A closed loop heat transfer circuit will transport the heat from the roof top solar collector to a flat plate heat exchangers and a pair of insulated water storage tanks in the utility room basement. A heat transfer fluid, consisting of propylene glycol and water, will be directed first through a heat exchanger coil in the bottom of an 80 gallon indirect fired hot water tank. During the non heating season, once the 80 gallon tank reaches a desired maximum temperature of 150-160 degrees the heat transfer fluid is redirected to a flat plate heat exchanger that will direct the excess heat into the sand/taconite thermal storage area. During the heating season the heat transfer fluid will be directed to a coil in a 400 gallon bulk thermal storage tank. When that larger tank reaches a desired operating temperature any surplus energy will be transferred from the tank and into the closed loops of PEX tubing going through the sand and taconite beds via a separate closed loop that is common with the space heating distribution system. Energy will move to the storage bed when there is a surplus and be removed from it when need for space or water heating. The 400 gallon tank will be used to create the desired temperature needed for space heating by calling for heat from the heat transfer fluid coming from either the sand/tanconite thermal storage area or directly from the heat transfer fluid coming from the solar collectors.
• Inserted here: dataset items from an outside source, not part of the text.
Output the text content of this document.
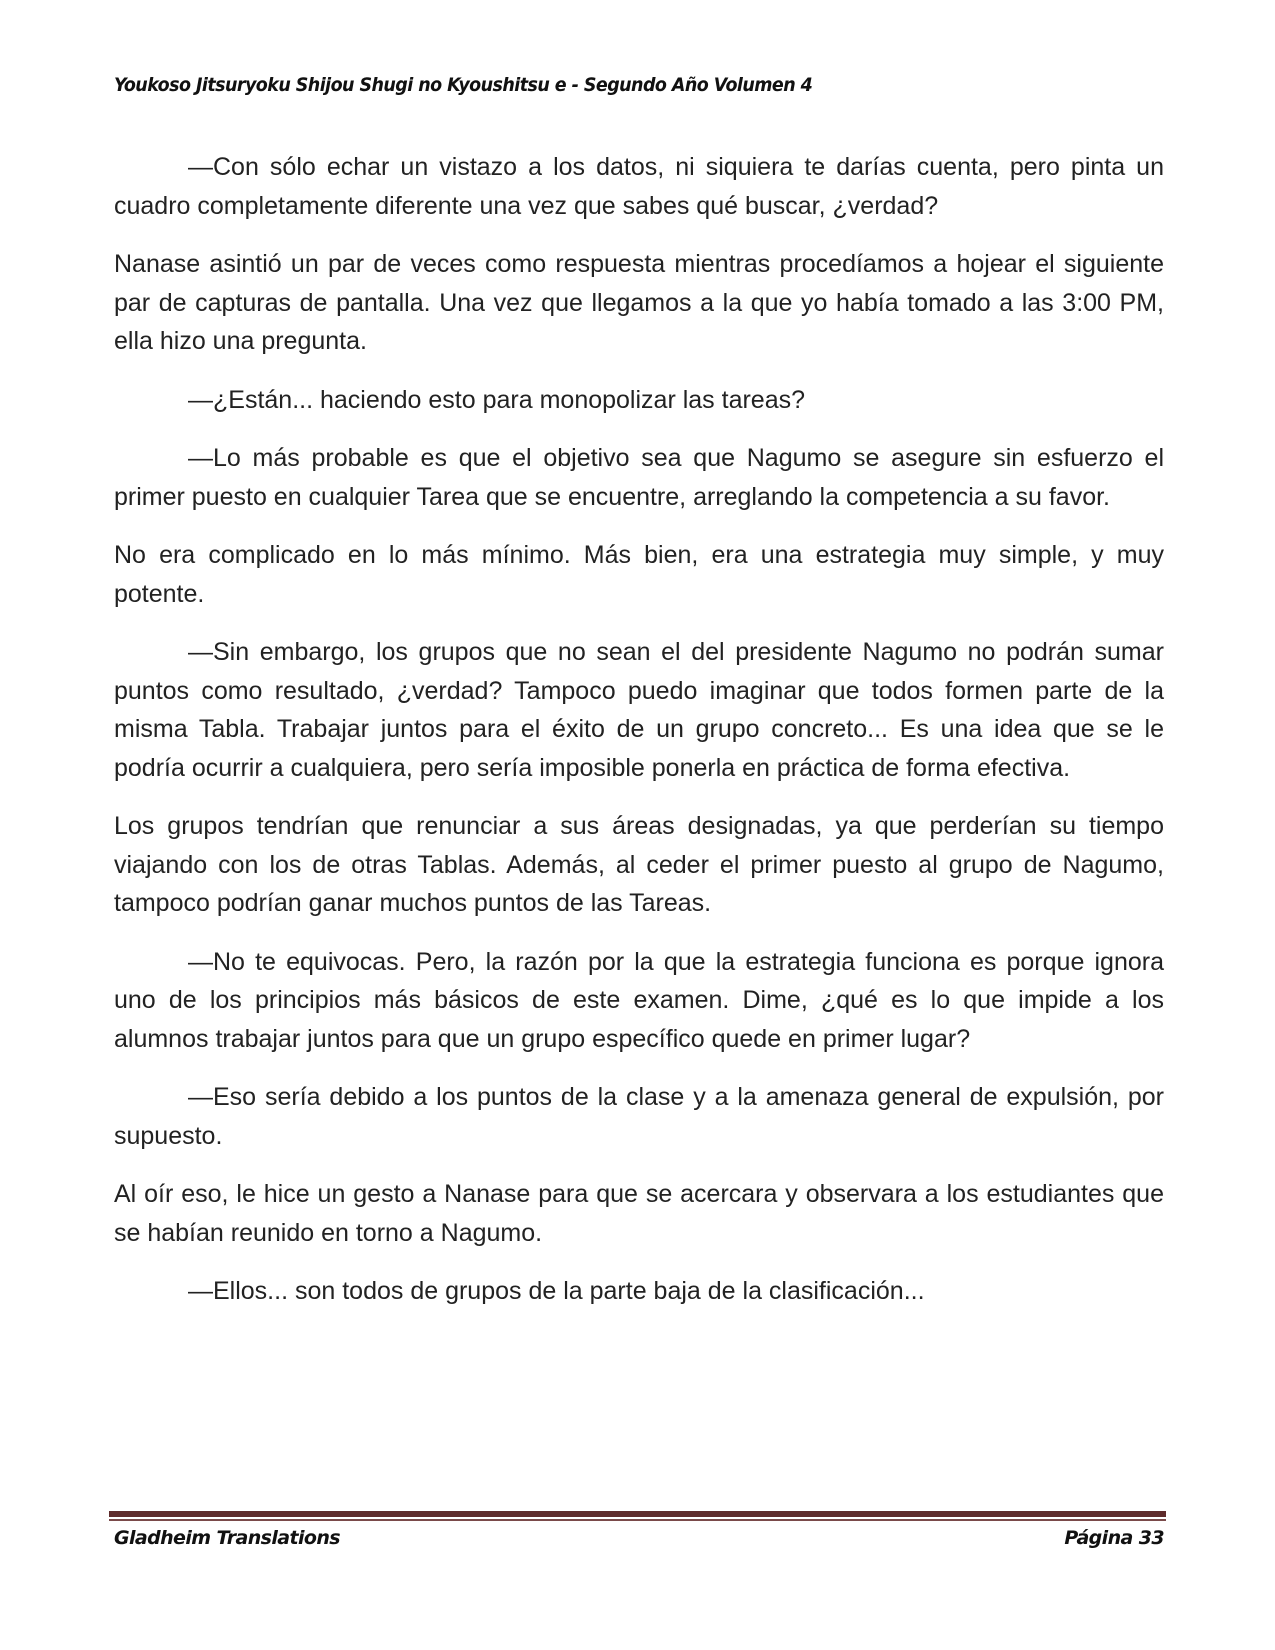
Youkoso Jitsuryoku Shijou Shugi no Kyoushitsu e - Segundo Año Volumen 4

—Con sólo echar un vistazo a los datos, ni siquiera te darías cuenta, pero pinta un cuadro completamente diferente una vez que sabes qué buscar, ¿verdad?

Nanase asintió un par de veces como respuesta mientras procedíamos a hojear el siguiente par de capturas de pantalla. Una vez que llegamos a la que yo había tomado a las 3:00 PM, ella hizo una pregunta.

—¿Están... haciendo esto para monopolizar las tareas?

—Lo más probable es que el objetivo sea que Nagumo se asegure sin esfuerzo el primer puesto en cualquier Tarea que se encuentre, arreglando la competencia a su favor.

No era complicado en lo más mínimo. Más bien, era una estrategia muy simple, y muy potente.

—Sin embargo, los grupos que no sean el del presidente Nagumo no podrán sumar puntos como resultado, ¿verdad? Tampoco puedo imaginar que todos formen parte de la misma Tabla. Trabajar juntos para el éxito de un grupo concreto... Es una idea que se le podría ocurrir a cualquiera, pero sería imposible ponerla en práctica de forma efectiva.

Los grupos tendrían que renunciar a sus áreas designadas, ya que perderían su tiempo viajando con los de otras Tablas. Además, al ceder el primer puesto al grupo de Nagumo, tampoco podrían ganar muchos puntos de las Tareas.

—No te equivocas. Pero, la razón por la que la estrategia funciona es porque ignora uno de los principios más básicos de este examen. Dime, ¿qué es lo que impide a los alumnos trabajar juntos para que un grupo específico quede en primer lugar?

—Eso sería debido a los puntos de la clase y a la amenaza general de expulsión, por supuesto.

Al oír eso, le hice un gesto a Nanase para que se acercara y observara a los estudiantes que se habían reunido en torno a Nagumo.

—Ellos... son todos de grupos de la parte baja de la clasificación...

Gladheim Translations	Página 33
Since the heat will only flow from hot to cold, water in the PEX tubing in the floor slab will have to be somewhat above the desired slab temperature. If a slab temperature of 75 oF is desired, water at 80 oF or above should be sufficiently hot. To supply water at this temperature, the sand and taconite beds will need to be somewhat above this temperature, perhaps 90 oF at a minimum. Based on the heat capacity storage calculations, if the sand and taconite beds were to reach 170 oF by late fall, the two beds combined could release about 13.5 million BTU without their temperature not going below 90 oF. Assuming that one third of the approximately 21 million BTU of heat that is anticipated from the solar collector vacuum tubes is lost through the 16 inches of EPS around the sand and taconite beds and elsewhere in the system, there should still be about 14 million BTU available for space heating and domestic hot water, which is about 2 to 3 million BTU more than the energy models predicts for the total annual space heating and domestic hot water needs of the house. Should there be any excess heat, to prevent overheating of the sand and taconite beds, the heat can be diverted into the garage floor slab, which has PEX tubing in it to keep the garage warm and its floor ice-free in winter.
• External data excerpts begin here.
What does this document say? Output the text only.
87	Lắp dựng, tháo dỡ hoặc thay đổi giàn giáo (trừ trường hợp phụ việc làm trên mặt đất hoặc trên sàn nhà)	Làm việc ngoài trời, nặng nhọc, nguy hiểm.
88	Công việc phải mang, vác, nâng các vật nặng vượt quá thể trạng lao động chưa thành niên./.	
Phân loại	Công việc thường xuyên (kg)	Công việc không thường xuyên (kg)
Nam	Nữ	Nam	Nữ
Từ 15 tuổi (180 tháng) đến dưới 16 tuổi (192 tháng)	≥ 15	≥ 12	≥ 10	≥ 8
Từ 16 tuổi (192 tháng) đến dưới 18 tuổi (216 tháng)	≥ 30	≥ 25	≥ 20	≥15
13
A small electric boiler will be integral with the solar heat collection system and will supplement and back-up the solar thermal system. The location will be next to the water storage tanks. This boiler will back up the domestic hot water tank, if ever needed, by heating the 80 gallon tank via a second heat exchanger coil suspended near the top. It will also back up the space heating system by working in parallel with energy from the solar thermal system either from the larger storage tank or from the sand and taconite long term storage bed. The electric boiler will be connected to a 8kw propane powered generator for the rare situation when the power is out for a long period of time and the system is not capable of keeping up with the electric loads for the ecohome. An electric boiler was selected because of the ability for electric boilers to be size in smaller increments than propane boilers, making it more appropriate for the small loads needed for this project.

The electric boiler will be controlled by the Sunny Island device to allow it to switch into operating mode should the battery backup or grid power go down.

The 400 gallon water solar storage tank is also important for heating the home during the shoulder heating seasons, spring and fall. Installing a system that allows the heat collected to go directly into the 400 gallon tank and then into the floor heating coils was important to allow quick access to the heat when the sand/taconite is likely to be loosing capacity during the spring and the sun is gaining its strength. And conversely, when the sun is loosing its strength in the fall and the taconite/sand thermal storage is at capacity, the solar heat is more efficiently sent right to the in-floor heating system.